Lula e Haddad endurecem discurso político, enquanto buscam saídas para reverter parte dos R$ 17 bilhões de arrecadação perdida com a medida provisória que caiu sem nem ter o mérito votado Política, -agencia-cnn-, Congresso, Medida Provisória, William Waack CNN Brasil
Após a queda da MP (medida provisória) que previa a taxação de uma série de transações financeiras, o governo federal endureceu o discurso político e testa o poder de fogo do Congresso Nacional.
O presidente da República, Luiz Inácio Lula da Silva (PT), e aliados entraram numa guerra direta de narrativas com o Centrão e a oposição. Lula voltou a investir no embate de “ricos contra pobres” e criticou diretamente os parlamentares, além da parcela mais rica da população.
“Eles [os mais ricos] podem saber que é uma questão de dias, eles vão pagar o imposto que merecem aqui no Brasil, porque o povo trabalhador não vai deixar isso barato”, declarou nesta quinta (9).
A crítica foi reforçada pelo ministro da Fazenda, Fernando Haddad, que, em rara manifestação direta nas redes sociais, acusou parte do Congresso de ceder ao “lobby dos privilegiados”.
No vídeo, Haddad afirmou que “a MP dos bilionários, bancos e bets pode ter caído, mas nós seguiremos de pé, ao lado do povo brasileiro, defendendo seus direitos e enfrentando todo e qualquer privilégio que os ameacem”.
A oposição, por sua vez, afirma que a medida prejudicava a população ao aumentar a taxação em cima de investimentos e outras transações. O grupo chegou a apelidar a MP de “taxa-tudo”.

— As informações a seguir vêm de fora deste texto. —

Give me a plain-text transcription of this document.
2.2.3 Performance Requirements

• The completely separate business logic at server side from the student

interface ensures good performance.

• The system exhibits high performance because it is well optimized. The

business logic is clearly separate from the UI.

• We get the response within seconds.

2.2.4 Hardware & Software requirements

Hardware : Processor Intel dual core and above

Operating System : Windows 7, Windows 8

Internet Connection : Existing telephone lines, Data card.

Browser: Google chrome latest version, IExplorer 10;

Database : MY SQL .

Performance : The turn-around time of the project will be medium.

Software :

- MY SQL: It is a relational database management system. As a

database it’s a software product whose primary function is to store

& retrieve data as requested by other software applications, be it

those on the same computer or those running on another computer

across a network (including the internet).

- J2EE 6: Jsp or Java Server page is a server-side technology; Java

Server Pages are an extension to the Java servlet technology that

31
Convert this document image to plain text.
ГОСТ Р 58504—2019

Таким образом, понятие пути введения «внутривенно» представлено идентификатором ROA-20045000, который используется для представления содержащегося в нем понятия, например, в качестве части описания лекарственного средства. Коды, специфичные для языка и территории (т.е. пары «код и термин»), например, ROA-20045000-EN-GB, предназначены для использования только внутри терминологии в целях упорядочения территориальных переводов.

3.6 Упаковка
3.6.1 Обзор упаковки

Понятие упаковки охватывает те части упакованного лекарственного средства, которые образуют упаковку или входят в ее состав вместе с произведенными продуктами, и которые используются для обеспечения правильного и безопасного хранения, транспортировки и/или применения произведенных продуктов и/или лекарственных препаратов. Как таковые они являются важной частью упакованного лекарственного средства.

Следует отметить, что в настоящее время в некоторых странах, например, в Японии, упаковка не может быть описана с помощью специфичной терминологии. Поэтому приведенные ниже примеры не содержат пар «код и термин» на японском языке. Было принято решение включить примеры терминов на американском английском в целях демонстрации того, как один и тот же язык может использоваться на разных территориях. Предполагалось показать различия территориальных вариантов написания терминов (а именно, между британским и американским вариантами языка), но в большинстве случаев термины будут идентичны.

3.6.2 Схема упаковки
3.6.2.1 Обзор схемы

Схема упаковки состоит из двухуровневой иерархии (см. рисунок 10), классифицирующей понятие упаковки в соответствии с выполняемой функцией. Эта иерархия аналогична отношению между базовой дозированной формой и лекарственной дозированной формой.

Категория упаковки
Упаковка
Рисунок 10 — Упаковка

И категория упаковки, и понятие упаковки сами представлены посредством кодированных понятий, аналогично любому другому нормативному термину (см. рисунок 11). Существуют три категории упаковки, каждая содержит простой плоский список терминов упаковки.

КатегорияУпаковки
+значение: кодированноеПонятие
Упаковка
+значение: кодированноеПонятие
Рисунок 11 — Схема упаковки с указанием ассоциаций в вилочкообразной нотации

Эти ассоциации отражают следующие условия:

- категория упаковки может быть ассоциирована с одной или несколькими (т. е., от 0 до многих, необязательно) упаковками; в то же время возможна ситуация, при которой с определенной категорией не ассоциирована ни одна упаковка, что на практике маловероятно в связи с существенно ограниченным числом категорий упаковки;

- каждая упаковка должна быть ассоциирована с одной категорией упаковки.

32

Também alega que o governo conseguiu manter parte da alta do IOF (Imposto sobre Operações Financeiras) no Supremo, então não haveria motivos para o governo insistir no aumento de tributos por meio da MP.
Para aliados de Lula, a derrota teve mais motivos políticos do que técnicos. Ainda assim, avaliam que a oposição deu ao governo um discurso a ser explorado rumo às eleições de 2026.
De todo modo, com a arrecadação comprometida e a necessidade de manter o equilíbrio fiscal, o governo e a base estudam saídas que recuperem ao menos parte dos R$ 17 bilhões que deixam de entrar nos cofres públicos no ano que vem — a MP foi enterrada antes de sequer ter o mérito votado no plenário da Câmara dos Deputados nesta semana.
Alternativas
Neste novo capítulo de Executivo versus Legislativo, Haddad ameaçou cortar emendas parlamentares para ajudar a fechar as contas. O valor pode atingir até R$ 10 bilhões, segundo o líder do governo no Congresso, Randolfe Rodrigues (PT-AP). Um eventual corte é sempre um ponto sensível aos deputados e senadores, especialmente às vésperas das eleições.
Mais alternativas sobre a mesa são pegar temas de maior consenso e incluí-los em projetos já em tramitação, apresentar novos projetos de lei e lançar mão de decretos com aumentos do IOF e IPI (Imposto sobre Produtos Industrializados), por exemplo. Ainda, o uso de normas infralegais para evitar a necessidade de tramitação no Congresso.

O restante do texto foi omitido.